There is no evidence from the government whatsoever that they intend to roll this out Australia-wide to anyone else, any other areas, other than where it is now before the next election. These communities weren’t just plucked out; it wasn’t the case that a dart was thrown at a map of Australia and they said, ‘We’re going to put this cashless debit card there.’ These communities actually asked for this trial. You’ve got people that have signed it. They don’t have to be on it, but they’ve signed up to it. Why? Have you really asked yourself these questions? You’ve got a few letters from people saying: ‘You’re denying us our right. We can’t spend the money how we want to.’ They go to the markets and can’t buy fresh food because they don’t accept the card there. They have 20 per cent of their money in their pocket. Twenty per cent of the money is in cash. They can spend it how they want to. Yet you’re denying that. I don’t see any rhyme or reason to why you’re actually doing this.

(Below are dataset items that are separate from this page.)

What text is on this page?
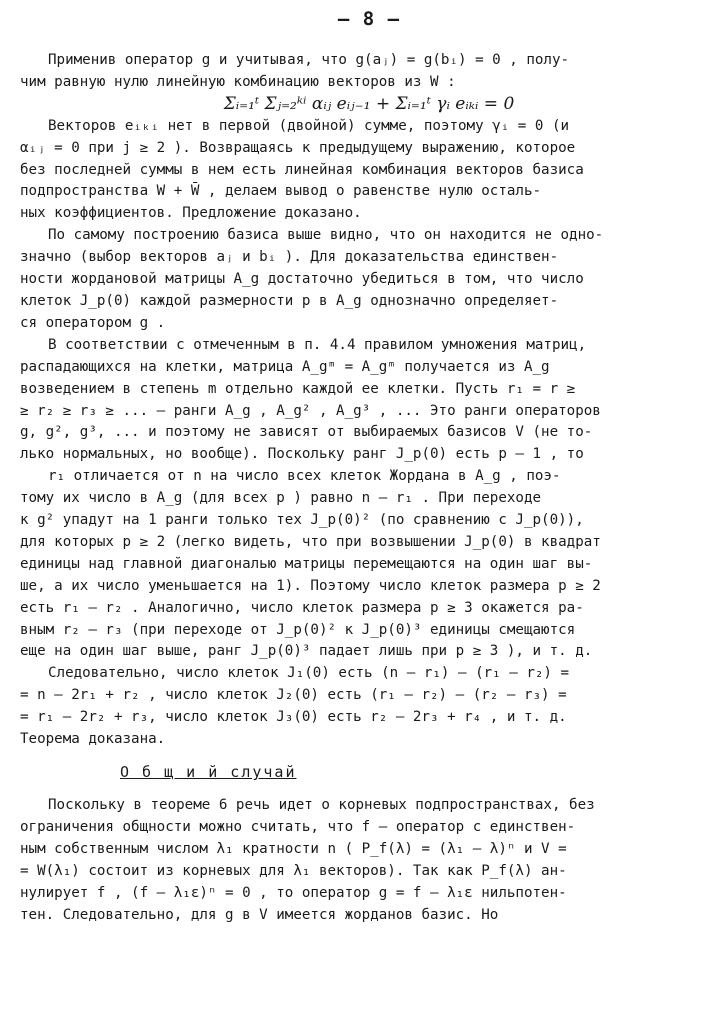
– 8 –
Применив оператор g и учитывая, что g(aⱼ) = g(bᵢ) = 0 , полу-
чим равную нулю линейную комбинацию векторов из W :
Σᵢ₌₁ᵗ Σⱼ₌₂ᵏⁱ αᵢⱼ eᵢⱼ₋₁ + Σᵢ₌₁ᵗ γᵢ eᵢₖᵢ = 0
Векторов eᵢₖᵢ нет в первой (двойной) сумме, поэтому γᵢ = 0 (и
αᵢⱼ = 0 при j ≥ 2 ). Возвращаясь к предыдущему выражению, которое
без последней суммы в нем есть линейная комбинация векторов базиса
подпространства W + W̄ , делаем вывод о равенстве нулю осталь-
ных коэффициентов. Предложение доказано.
По самому построению базиса выше видно, что он находится не одно-
значно (выбор векторов aⱼ и bᵢ ). Для доказательства единствен-
ности жордановой матрицы A_g достаточно убедиться в том, что число
клеток J_p(0) каждой размерности p в A_g однозначно определяет-
ся оператором g .
В соответствии с отмеченным в п. 4.4 правилом умножения матриц,
распадающихся на клетки, матрица A_gᵐ = A_gᵐ получается из A_g
возведением в степень m отдельно каждой ее клетки. Пусть r₁ = r ≥
≥ r₂ ≥ r₃ ≥ ... – ранги A_g , A_g² , A_g³ , ... Это ранги операторов
g, g², g³, ... и поэтому не зависят от выбираемых базисов V (не то-
лько нормальных, но вообще). Поскольку ранг J_p(0) есть p – 1 , то
r₁ отличается от n на число всех клеток Жордана в A_g , поэ-
тому их число в A_g (для всех p ) равно n – r₁ . При переходе
к g² упадут на 1 ранги только тех J_p(0)² (по сравнению с J_p(0)),
для которых p ≥ 2 (легко видеть, что при возвышении J_p(0) в квадрат
единицы над главной диагональю матрицы перемещаются на один шаг вы-
ше, а их число уменьшается на 1). Поэтому число клеток размера p ≥ 2
есть r₁ – r₂ . Аналогично, число клеток размера p ≥ 3 окажется ра-
вным r₂ – r₃ (при переходе от J_p(0)² к J_p(0)³ единицы смещаются
еще на один шаг выше, ранг J_p(0)³ падает лишь при p ≥ 3 ), и т. д.
Следовательно, число клеток J₁(0) есть (n – r₁) – (r₁ – r₂) =
= n – 2r₁ + r₂ , число клеток J₂(0) есть (r₁ – r₂) – (r₂ – r₃) =
= r₁ – 2r₂ + r₃, число клеток J₃(0) есть r₂ – 2r₃ + r₄ , и т. д.
Теорема доказана.
О б щ и й случай
Поскольку в теореме 6 речь идет о корневых подпространствах, без
ограничения общности можно считать, что f – оператор с единствен-
ным собственным числом λ₁ кратности n ( P_f(λ) = (λ₁ – λ)ⁿ и V =
= W(λ₁) состоит из корневых для λ₁ векторов). Так как P_f(λ) ан-
нулирует f , (f – λ₁ε)ⁿ = 0 , то оператор g = f – λ₁ε нильпотен-
тен. Следовательно, для g в V имеется жорданов базис. Но
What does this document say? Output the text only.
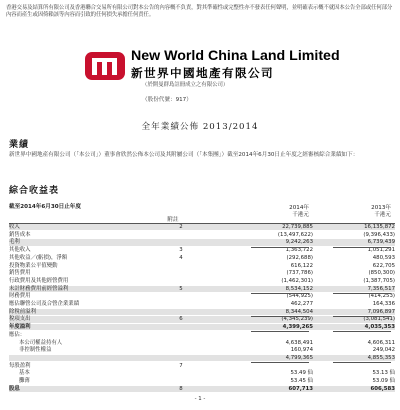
香港交易及結算所有限公司及香港聯合交易所有限公司對本公告的內容概不負責，對其準確性或完整性亦不發表任何聲明，並明確表示概不就因本公告全部或任何部分內容而產生或因倚賴該等內容而引致的任何損失承擔任何責任。
New World China Land Limited
新世界中國地產有限公司
（於開曼群島註冊成立之有限公司）
（股份代號：917）
全年業績公佈 2013/2014
業績
新世界中國地產有限公司（「本公司」）董事會欣然公佈本公司及其附屬公司（「本集團」）截至2014年6月30日止年度之經審核綜合業績如下：
綜合收益表
截至2014年6月30日止年度
附註
2014年
千港元
2013年
千港元
收入	2	22,739,885	16,135,872
銷售成本	(13,497,622)	(9,396,433)
毛利	9,242,263	6,739,439
其他收入	3	1,363,722	1,051,291
其他收益／(虧損)，淨額	4	(292,688)	480,593
投資物業公平值變動	616,122	622,705
銷售費用	(737,786)	(850,300)
行政費用及其他經營費用	(1,462,301)	(1,387,705)
未計財務費用前經營溢利	5	8,534,152	7,356,517
財務費用	(544,925)	(414,253)
應佔聯營公司及合營企業業績	462,277	164,336
除稅前溢利	8,344,504	7,096,897
稅項支出	6	(4,345,239)	(3,081,541)
年度溢利	4,399,265	4,035,353
應佔：
本公司權益持有人	4,638,491	4,606,311
非控制性權益	160,974	249,042
4,799,365	4,855,353
每股盈利	7
基本	53.49 仙	53.13 仙
攤薄	53.45 仙	53.09 仙
股息	8	607,713	606,583
- 1 -
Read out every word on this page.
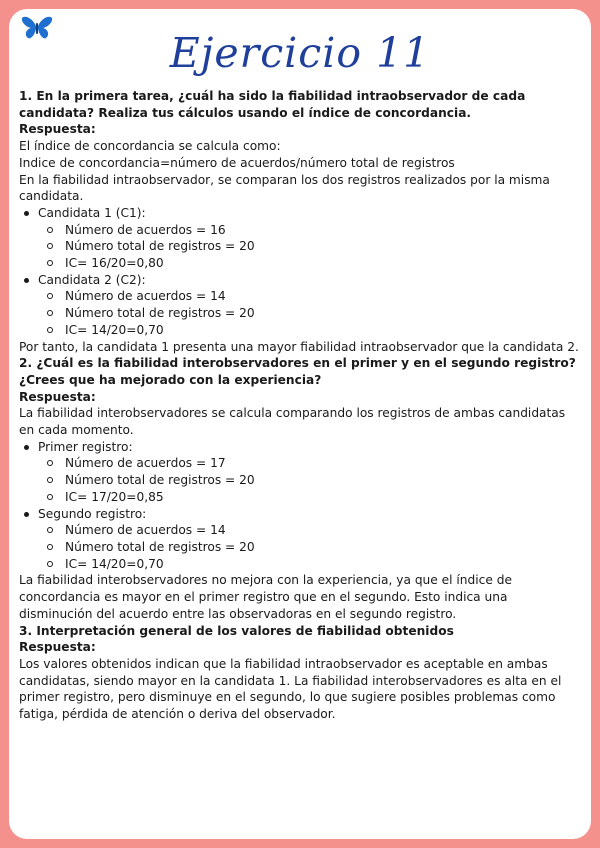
Ejercicio 11

1. En la primera tarea, ¿cuál ha sido la fiabilidad intraobservador de cada candidata? Realiza tus cálculos usando el índice de concordancia.

Respuesta:

El índice de concordancia se calcula como:

Indice de concordancia=número de acuerdos/número total de registros

En la fiabilidad intraobservador, se comparan los dos registros realizados por la misma candidata.

Candidata 1 (C1):
Número de acuerdos = 16
Número total de registros = 20
IC= 16/20=0,80
Candidata 2 (C2):
Número de acuerdos = 14
Número total de registros = 20
IC= 14/20=0,70

Por tanto, la candidata 1 presenta una mayor fiabilidad intraobservador que la candidata 2.

2. ¿Cuál es la fiabilidad interobservadores en el primer y en el segundo registro? ¿Crees que ha mejorado con la experiencia?

Respuesta:

La fiabilidad interobservadores se calcula comparando los registros de ambas candidatas en cada momento.

Primer registro:
Número de acuerdos = 17
Número total de registros = 20
IC= 17/20=0,85
Segundo registro:
Número de acuerdos = 14
Número total de registros = 20
IC= 14/20=0,70

La fiabilidad interobservadores no mejora con la experiencia, ya que el índice de concordancia es mayor en el primer registro que en el segundo. Esto indica una disminución del acuerdo entre las observadoras en el segundo registro.

3. Interpretación general de los valores de fiabilidad obtenidos

Respuesta:

Los valores obtenidos indican que la fiabilidad intraobservador es aceptable en ambas candidatas, siendo mayor en la candidata 1. La fiabilidad interobservadores es alta en el primer registro, pero disminuye en el segundo, lo que sugiere posibles problemas como fatiga, pérdida de atención o deriva del observador.
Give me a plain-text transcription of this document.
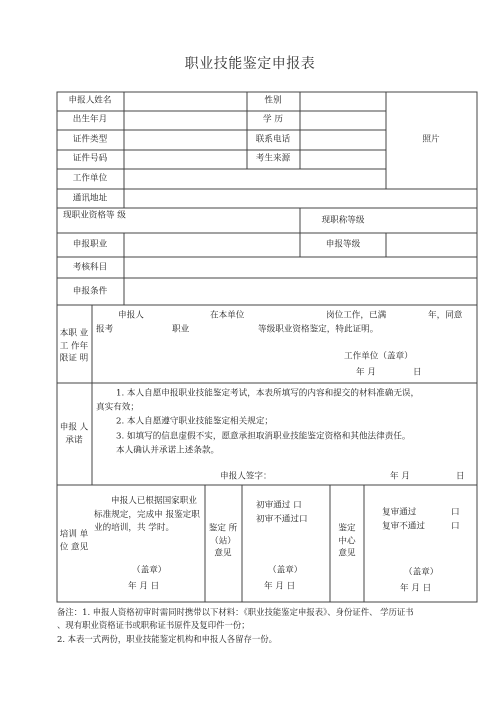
职业技能鉴定申报表
申报人姓名	性别
出生年月	学 历
证件类型	联系电话
证件号码	考生来源
照片
工作单位
通讯地址
现职业资格等 级	现职称等级
申报职业	申报等级
考核科目
申报条件
本职 业工 作年限证 明
申报人	在本单位	岗位工作，已满	年，同意
报考	职业	等级职业资格鉴定，特此证明。
工作单位（盖章）
年 月	日
申报 人 承诺
1. 本人自愿申报职业技能鉴定考试，本表所填写的内容和提交的材料准确无误，
真实有效；
2. 本人自愿遵守职业技能鉴定相关规定；
3. 如填写的信息虚假不实，愿意承担取消职业技能鉴定资格和其他法律责任。
本人确认并承诺上述条款。
申报人签字：	年 月	日
培训 单位 意见
申报人已根据国家职业标准规定，完成申 报鉴定职业的培训，共 学时。
（盖章）
年 月 日
鉴定 所（站） 意见
初审通过 口
初审不通过口
（盖章）
年 月 日
鉴定 中心 意见
复审通过	口
复审不通过	口
（盖章）
年 月 日
备注：1. 申报人资格初审时需同时携带以下材料：《职业技能鉴定申报表》、身份证件、 学历证书
、现有职业资格证书或职称证书原件及复印件一份；
2. 本表一式两份，职业技能鉴定机构和申报人各留存一份。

I will not sit here in the Senate and hear other senators claim that it’s their land. This is racist; a certain number of people are being picked on. Like I said, in some of these communities, the population is truly Aboriginal. But the problem is that you really need to go and look at these communities. You need to travel through them. You have to understand that it’s not the case in Hervey Bay and Bundaberg. It’s for everyone. It’s for Australians. I’m sick and tired of hearing the division in this nation of whether it’s for the Indigenous or non-Indigenous. This is about helping Australians, regardless of the colour of their skin. It’s about trying to make a difference for many people here.
This card will finish on 1 January. I did give you the percentages with regard to the BasicsCard. The advantage for BasicsCard holders is that the number of retailers and outlets that they can purchase from jumps considerably to 900,000. I’ve got to say to the senators who are opposing this card that what you’ve said in the past is, ‘Go and get a job.’ To hear other senators say, ‘The government should be providing the incentives and siting infrastructure,’ I totally agree. We should have the infrastructure projects to make jobs for people. But you’ve got to also understand that there are a lot of people out there who don’t want to work. I’ve spoken to a lot of businesspeople. The jobs are available, but they don’t even apply for the jobs. A lot of businesses have availability. Farmers can’t get workers here in Australia. The whole fact is that they can’t get workers because the welfare is too good. It may look poor in our eyes, because we are fortunate enough to have very good jobs that pay very well. A lot of us have worked hard to get here, but many people are quite happy to live on the welfare payments that they receive.